Ouille, sauf erreur, il y a peut-être là matière à thèse :
"Modélisation d'un courant de pensée dans une nébuleuse intersidérale"
mais n'y a-t-il pas contradiction entre les constats
d'éparpillements individualistes (L'expansion de l'Univers est-elle finie ?)
et vouloir contracter des volumes d'espace mal circonscrits en groupes cohérents ?
L'invocation de la déesse Nouveauté (préfixe néo) n'est-elle pas souvent
qu'artifice commercial pour recycler du vieux matériel et le fourguer
sans scrupule à une clientèle peu instruite ?
Ou le sujet a-t-il mal passé l'épreuve de la traduction transatlantique ?
En tout état de cause, voici un titre dont l'effet d'annonce
se suffirait à lui-même, épargnant une lecture laborieuse
à pas mal de curieux(ses) si la catégorie qu'il vise
n'était pas si difficile à définir. Sauf erreur.
Néopatchworkement.
Polémikoeur.
Cours camarade, le vieux monde est derrière toi
Et si ce discours qui dénonce la dérive de nos démocraties, n'avait pour seule fonction que de dissimuler l'angoisse de vieillards aigris mais encore en pleine possession de leurs moyens intellectuels ?

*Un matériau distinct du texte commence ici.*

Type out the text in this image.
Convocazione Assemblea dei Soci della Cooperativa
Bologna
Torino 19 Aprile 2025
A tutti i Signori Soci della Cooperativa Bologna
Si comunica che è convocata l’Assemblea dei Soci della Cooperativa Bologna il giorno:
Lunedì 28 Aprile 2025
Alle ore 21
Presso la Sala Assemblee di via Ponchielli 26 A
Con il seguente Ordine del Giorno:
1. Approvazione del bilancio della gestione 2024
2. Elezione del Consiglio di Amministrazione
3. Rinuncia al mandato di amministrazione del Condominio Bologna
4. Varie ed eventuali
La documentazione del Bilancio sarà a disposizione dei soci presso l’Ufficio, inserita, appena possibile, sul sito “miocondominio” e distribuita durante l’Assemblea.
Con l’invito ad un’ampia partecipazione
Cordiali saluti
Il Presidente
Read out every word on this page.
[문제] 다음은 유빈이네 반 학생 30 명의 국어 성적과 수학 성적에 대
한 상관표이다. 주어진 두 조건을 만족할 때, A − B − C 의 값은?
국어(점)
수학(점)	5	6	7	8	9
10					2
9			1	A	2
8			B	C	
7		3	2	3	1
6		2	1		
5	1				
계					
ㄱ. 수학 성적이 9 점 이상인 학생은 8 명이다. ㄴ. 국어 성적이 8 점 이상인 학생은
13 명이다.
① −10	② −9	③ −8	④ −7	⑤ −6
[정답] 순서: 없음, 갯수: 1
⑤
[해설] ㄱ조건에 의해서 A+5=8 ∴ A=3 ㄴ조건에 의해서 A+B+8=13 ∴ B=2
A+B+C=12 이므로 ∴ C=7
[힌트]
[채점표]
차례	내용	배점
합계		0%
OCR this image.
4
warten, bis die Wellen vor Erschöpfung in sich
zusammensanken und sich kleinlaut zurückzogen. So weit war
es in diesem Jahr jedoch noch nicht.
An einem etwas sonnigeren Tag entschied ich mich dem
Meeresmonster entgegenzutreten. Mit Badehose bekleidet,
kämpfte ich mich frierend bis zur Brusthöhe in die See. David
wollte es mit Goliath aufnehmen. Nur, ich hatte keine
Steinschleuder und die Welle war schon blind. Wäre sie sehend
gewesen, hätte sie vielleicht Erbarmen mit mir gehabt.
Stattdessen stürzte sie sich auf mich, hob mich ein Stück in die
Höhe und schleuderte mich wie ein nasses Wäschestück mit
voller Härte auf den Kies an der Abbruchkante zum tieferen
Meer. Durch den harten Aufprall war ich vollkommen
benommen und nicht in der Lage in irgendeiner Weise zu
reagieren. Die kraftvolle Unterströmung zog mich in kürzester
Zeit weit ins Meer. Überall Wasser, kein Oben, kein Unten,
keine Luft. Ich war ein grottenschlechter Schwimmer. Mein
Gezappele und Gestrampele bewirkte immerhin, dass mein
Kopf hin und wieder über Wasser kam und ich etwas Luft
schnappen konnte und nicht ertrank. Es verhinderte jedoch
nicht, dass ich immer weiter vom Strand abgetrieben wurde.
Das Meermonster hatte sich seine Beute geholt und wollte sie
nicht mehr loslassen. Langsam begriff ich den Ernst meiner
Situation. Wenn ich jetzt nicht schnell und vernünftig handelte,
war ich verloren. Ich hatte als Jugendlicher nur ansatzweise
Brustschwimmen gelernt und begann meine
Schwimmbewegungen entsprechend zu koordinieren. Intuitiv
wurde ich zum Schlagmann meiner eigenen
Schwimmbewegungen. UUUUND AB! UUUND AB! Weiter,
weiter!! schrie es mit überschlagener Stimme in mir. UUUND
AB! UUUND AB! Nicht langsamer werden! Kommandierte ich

Comme bien des générations avant eux, ils font face à un monde qui n'a pas évolué comme ils l'avaient prédit, qui leur semble hostile, et dont ils se sentent exclus.
El Gato
Cool
Cela faisait longtemps que la police d'état n'était intervenu sur les dérapages de quelques social traitres ! Chouette ! Hey, j'ai noté quelques noms, on va t'envoyer ça en cap de travail ça va pas trainer :
- Gilles Lipovetski. Il a dit "L’invention de la pilule ou d’internet a plus bouleversé nos modes de vie et fait plus changer le monde que les antiennes trostkystes." Et aussi "Mais ces manifestations anti-CPE traduisent aussi une réalité nettement plus préoccupante : la peur du changement, l’immobilisme, la phobie anti-libérale, le refus de toute forme de “flexibilité” un mot devenu aujourd’hui presque obscène." D'autres pas très net encore ici : http://ceciiil.wordpress.com/2009/01/16/gilles-lipovetsky-la-societe-de-... - c'est bien internet : tout est consigné.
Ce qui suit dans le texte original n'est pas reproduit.